1. On-disk format: is the superblock/inode layout reasonable?

The layout itself is super unix-filesystem/ext2 reminiscent, so if something
like this is really needed, I would strongly recommend you perhaps add this
there. One feature (crc32c checksums over several metadata structures) already
exists on ext4.

This was my first question as well. If this was some existing filesystem
that was widely used in satellites or something, it might make sense to
add support for that format (though a FUSE plugin might be better if the
performance is not critical). But it doesn't necessarily make sense to
implement a greenfield filesystem that doesn't extend the boundaries over
existing filesystems very far.

Modern ext4 has metadata checksums for many years, and fsverity can be used
to add Merkle-tree checksums for file data. Data redundancy can be handled
by the block layer.

If code size/complexity is a significant issue for new embedded satellite
controllers, then implementing "read-only" support for ext4 could be fairly
straight forward development to put large chunks of the code under a CONFIG
option.

According to the patchset, they need read-write support, but
I think the ext2 codebase is more suitable for embedded use
(if they don't need journalling) and to isolate unneeded
features.

However, I don't think an RO Kconfig option is useful for
isolating filesystem complexity concerns, unless the ondisk
layout and related runtime codepath can be separated by
design rather than gathering random RO pieces together:
because in that way, the new RO Kconfig option can only
make the testing and new development worse.

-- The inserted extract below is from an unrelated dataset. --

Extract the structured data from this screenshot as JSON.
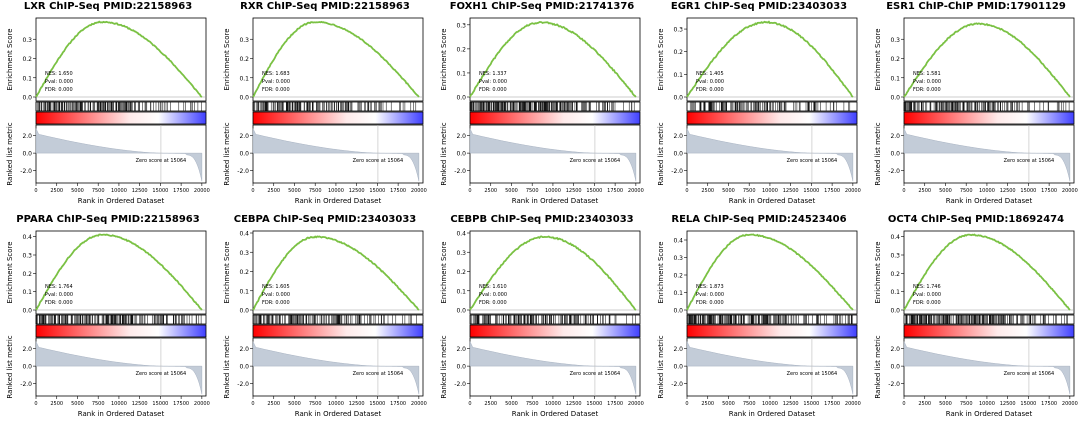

You also have to consider that filesystems are critical components of any
computer, and having bugs in newly-developed filesystem code could be as
fatal to the satellite as the radiation. The general rule of thumb is that
filesystems take about 10 years to mature.

Just a wild guess, I'm not sure if it's part of the AI work
(because it seems even there is no page cache for mmap()):

with new AI tools like Claude, it's pretty easy for everyone
to "write" and publish something now and in the future.